If you’re using uBlock (or something similar like AdGuard), you can simply block the banner by right-clicking it and selecting Block Element.
Doesn’t seem to be a problem at https://github.com/pirate/sites-using-cloudflare which loads normally.
This has no releases. This affects only the releases.
@ams
I’m not upset and I enjoy Martin’s site a lot. The thing is, this is a “Google Safe Browsing” message.
So it would have happened on all the browsers I’ve mentioned above, not just FF. For journalistic completeness this should have been tested with more browsers and GSB on/off, a different headline reflecting on it.

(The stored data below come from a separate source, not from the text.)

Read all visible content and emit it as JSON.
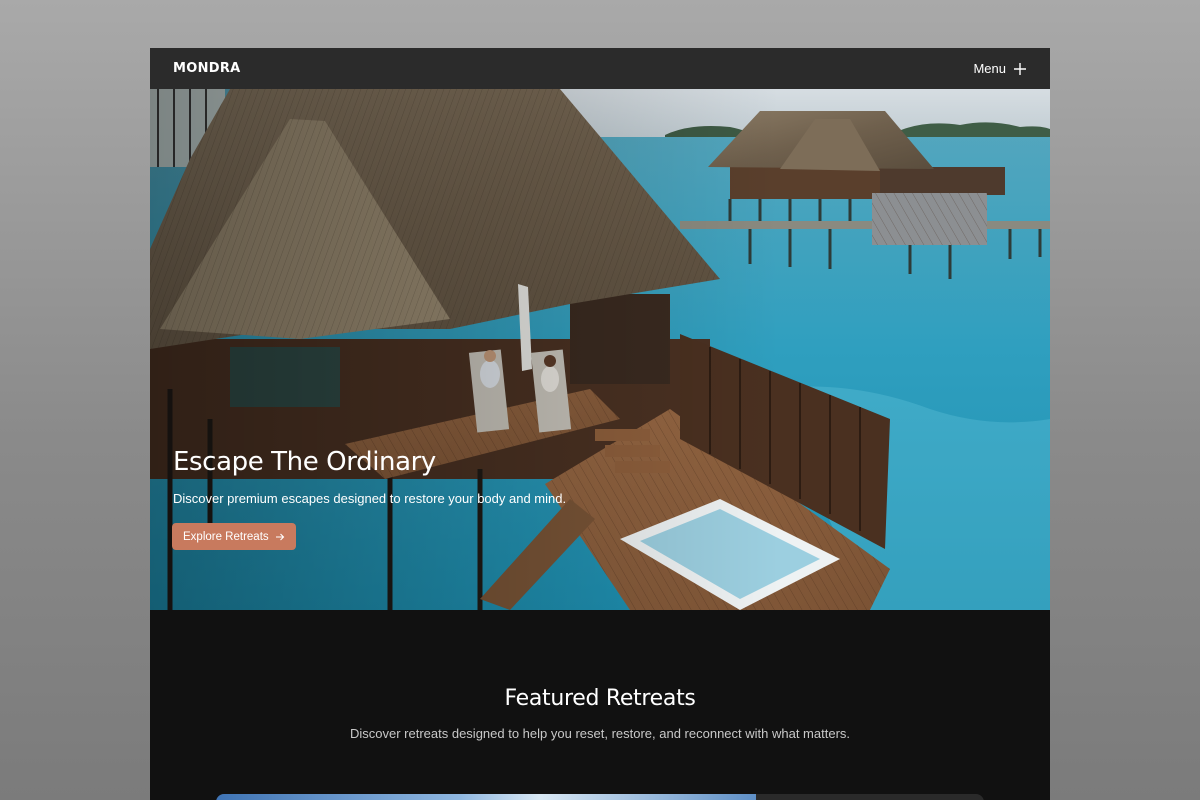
{
  "nav": {
    "logo": "MONDRA",
    "menu_label": "Menu",
    "menu_icon": "plus-icon"
  },
  "hero": {
    "title": "Escape The Ordinary",
    "subtitle": "Discover premium escapes designed to restore your body and mind.",
    "cta_label": "Explore Retreats",
    "cta_icon": "arrow-right-icon",
    "cta_color": "#c87a5e"
  },
  "featured": {
    "title": "Featured Retreats",
    "subtitle": "Discover retreats designed to help you reset, restore, and reconnect with what matters."
  },
  "colors": {
    "nav_bg": "#2b2b2b",
    "page_bg": "#111111",
    "accent": "#c87a5e"
  }
}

Occasionally people report safe websites to GSB in order to grief. Whatever caused the site being flagged as bad surely is gone. I never noticed it because I don’t trust google. The wiki article sheds light on the privacy issues with GSB.
I tested this in Chrome and it did not happen. It only happened in Firefox. If it would have happened in all browsers that use Safe Browsing, I’d use a title that reflects that, but it only happened in Firefox.

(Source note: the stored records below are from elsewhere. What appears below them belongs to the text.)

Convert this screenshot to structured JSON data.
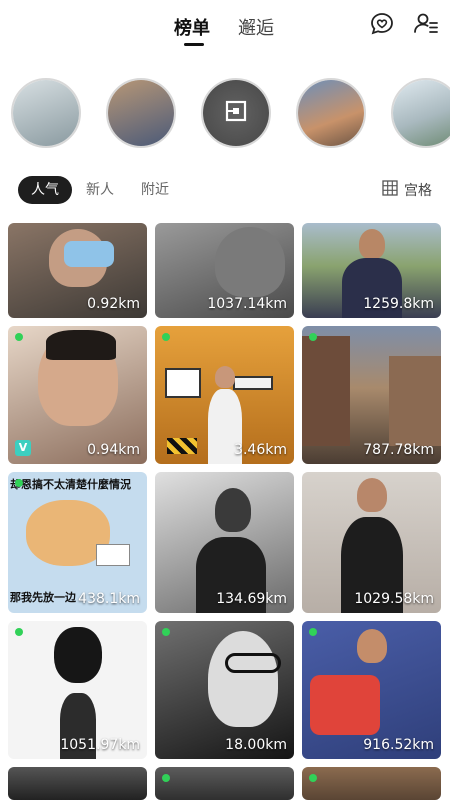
{
  "header": {
    "tabs": [
      {
        "label": "榜单",
        "active": true
      },
      {
        "label": "邂逅",
        "active": false
      }
    ],
    "icons": [
      "heart-chat-icon",
      "user-list-icon"
    ]
  },
  "stories": {
    "items": [
      {
        "palette": [
          "#c9d3d6",
          "#7a8a90"
        ]
      },
      {
        "palette": [
          "#a88a6e",
          "#4b5a78"
        ]
      },
      {
        "palette": [
          "#565656",
          "#3f3f3f"
        ],
        "icon": "brand-logo-icon"
      },
      {
        "palette": [
          "#6e8fb8",
          "#c8926a"
        ]
      },
      {
        "palette": [
          "#d9e6ee",
          "#6d8a72"
        ]
      }
    ]
  },
  "filters": {
    "active": "人气",
    "others": [
      "新人",
      "附近"
    ],
    "grid_label": "宫格",
    "grid_icon": "grid-icon"
  },
  "grid": {
    "tiles": [
      {
        "distance": "0.92km",
        "online": false,
        "vip": false,
        "colors": [
          "#7d6a5d",
          "#3d3935"
        ]
      },
      {
        "distance": "1037.14km",
        "online": false,
        "vip": false,
        "colors": [
          "#8a8a8a",
          "#4a4a4a"
        ]
      },
      {
        "distance": "1259.8km",
        "online": false,
        "vip": false,
        "colors": [
          "#9fb0c2",
          "#3a3d52"
        ]
      },
      {
        "distance": "0.94km",
        "online": true,
        "vip": true,
        "colors": [
          "#d8c4b2",
          "#8b6d5c"
        ]
      },
      {
        "distance": "3.46km",
        "online": true,
        "vip": false,
        "colors": [
          "#e39a36",
          "#b46e1c"
        ]
      },
      {
        "distance": "787.78km",
        "online": true,
        "vip": false,
        "colors": [
          "#7e8ea8",
          "#4b3d33"
        ]
      },
      {
        "distance": "438.1km",
        "online": true,
        "vip": false,
        "colors": [
          "#b7d3e8",
          "#e6b06e"
        ],
        "caption_top": "却恩搞不太清楚什麼情況",
        "caption_bottom": "那我先放一边"
      },
      {
        "distance": "134.69km",
        "online": false,
        "vip": false,
        "colors": [
          "#d6d6d6",
          "#2a2a2a"
        ]
      },
      {
        "distance": "1029.58km",
        "online": false,
        "vip": false,
        "colors": [
          "#d7d2cc",
          "#2a2a2a"
        ]
      },
      {
        "distance": "1051.97km",
        "online": true,
        "vip": false,
        "colors": [
          "#f2f2f2",
          "#5a5a5a"
        ]
      },
      {
        "distance": "18.00km",
        "online": true,
        "vip": false,
        "colors": [
          "#6a6a6a",
          "#1a1a1a"
        ]
      },
      {
        "distance": "916.52km",
        "online": true,
        "vip": false,
        "colors": [
          "#5a6fb5",
          "#d9453a"
        ]
      },
      {
        "distance": "",
        "online": false,
        "vip": false,
        "colors": [
          "#444444",
          "#222222"
        ]
      },
      {
        "distance": "",
        "online": true,
        "vip": false,
        "colors": [
          "#5c5c5c",
          "#2f2f2f"
        ]
      },
      {
        "distance": "",
        "online": true,
        "vip": false,
        "colors": [
          "#8b6b4f",
          "#5a4534"
        ]
      }
    ]
  }
}
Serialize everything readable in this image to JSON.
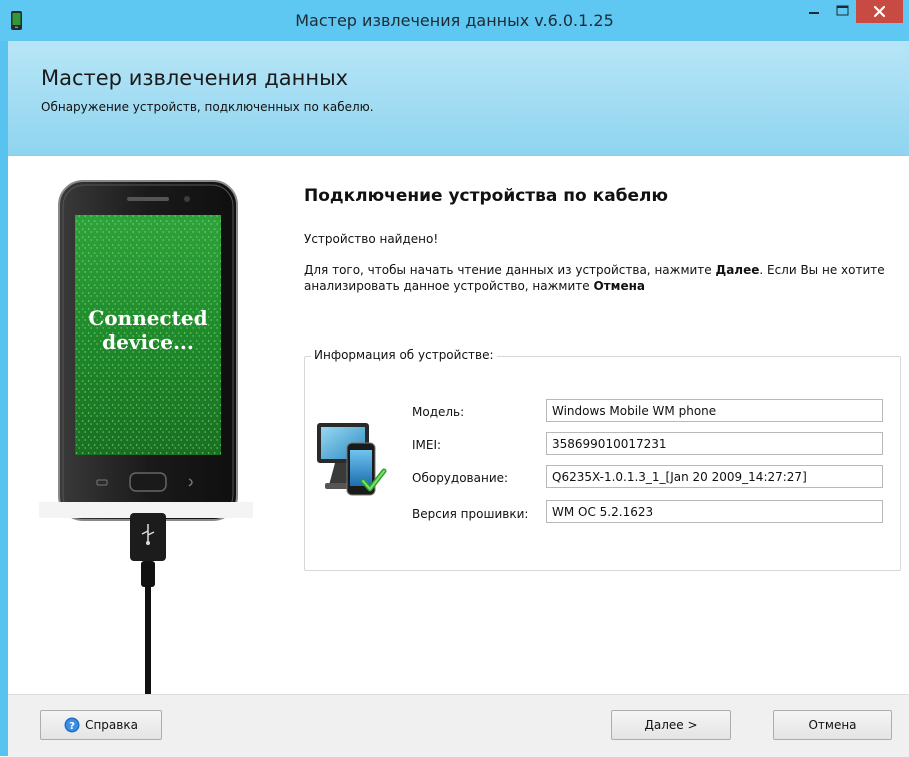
{
  "window": {
    "title": "Мастер извлечения данных v.6.0.1.25",
    "accent_color": "#5ec8f2",
    "close_color": "#c74a43"
  },
  "header": {
    "title": "Мастер извлечения данных",
    "subtitle": "Обнаружение устройств, подключенных по кабелю."
  },
  "illustration": {
    "screen_text_line1": "Connected",
    "screen_text_line2": "device..."
  },
  "main": {
    "section_title": "Подключение устройства по кабелю",
    "found_text": "Устройство найдено!",
    "instruction_part1": "Для того, чтобы начать чтение данных из устройства, нажмите ",
    "instruction_next": "Далее",
    "instruction_part2": ". Если Вы не хотите анализировать данное устройство, нажмите ",
    "instruction_cancel": "Отмена"
  },
  "device_info": {
    "legend": "Информация об устройстве:",
    "fields": [
      {
        "label": "Модель:",
        "value": "Windows Mobile WM phone"
      },
      {
        "label": "IMEI:",
        "value": "358699010017231"
      },
      {
        "label": "Оборудование:",
        "value": "Q6235X-1.0.1.3_1_[Jan 20 2009_14:27:27]"
      },
      {
        "label": "Версия прошивки:",
        "value": "WM OC 5.2.1623"
      }
    ]
  },
  "footer": {
    "help_label": "Справка",
    "next_label": "Далее >",
    "cancel_label": "Отмена"
  }
}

I can’t understand why HK-Rapper seems upset. Has the article title already been edited, prior to my reading?
I’m saying: Martin, thanks for the article. Whatever the cause of the problem ~~ mismatched certificate, cross-site scripting, fumbled http header redirects… firefox’s handling of the situation is non-ideal. Upon encountering such a block page, I’m unsure what a user SHOULD choose to do: proceed? exit? clear browser cache and retry? restart bind9 service? attempt reaching “github” via a proxy? wait, and try again later in the day? toggle off (or on) SafeNanny and try again?
No it has not been edited.
>quote: “may be a problem with Google’s Safe Browsing”
Correct! Why the deceptive headline then if you even realize this in the foot note? I’m no Mozilla apologetic like Sören, but Firefox and Mozilla are innocent this time.
You are better than using such article names. Rather tell your visitors why any sane and privacy concerned person disables “Google Crap Browsing” in settings:
https://en.wikipedia.org/wiki/Google_Safe_Browsing
>Google Chrome, Safari, Firefox, Opera, and Vivaldi web browsers use the lists
>Safe Browsing also stores a mandatory preferences cookie on the computer[10] which the US National
>Security Agency allegedly uses to identify individual computers for purposes of exploitation.[11]
I can access the site via your link to download the latest Atom builds though. Copy to the latest one is: https://github.com/atom/atom/releases/download/v1.19.0-beta5/atom-1.19.0-beta5-delta.nupkg
Of course it’s possible that they fixed whatever was causing the problem before.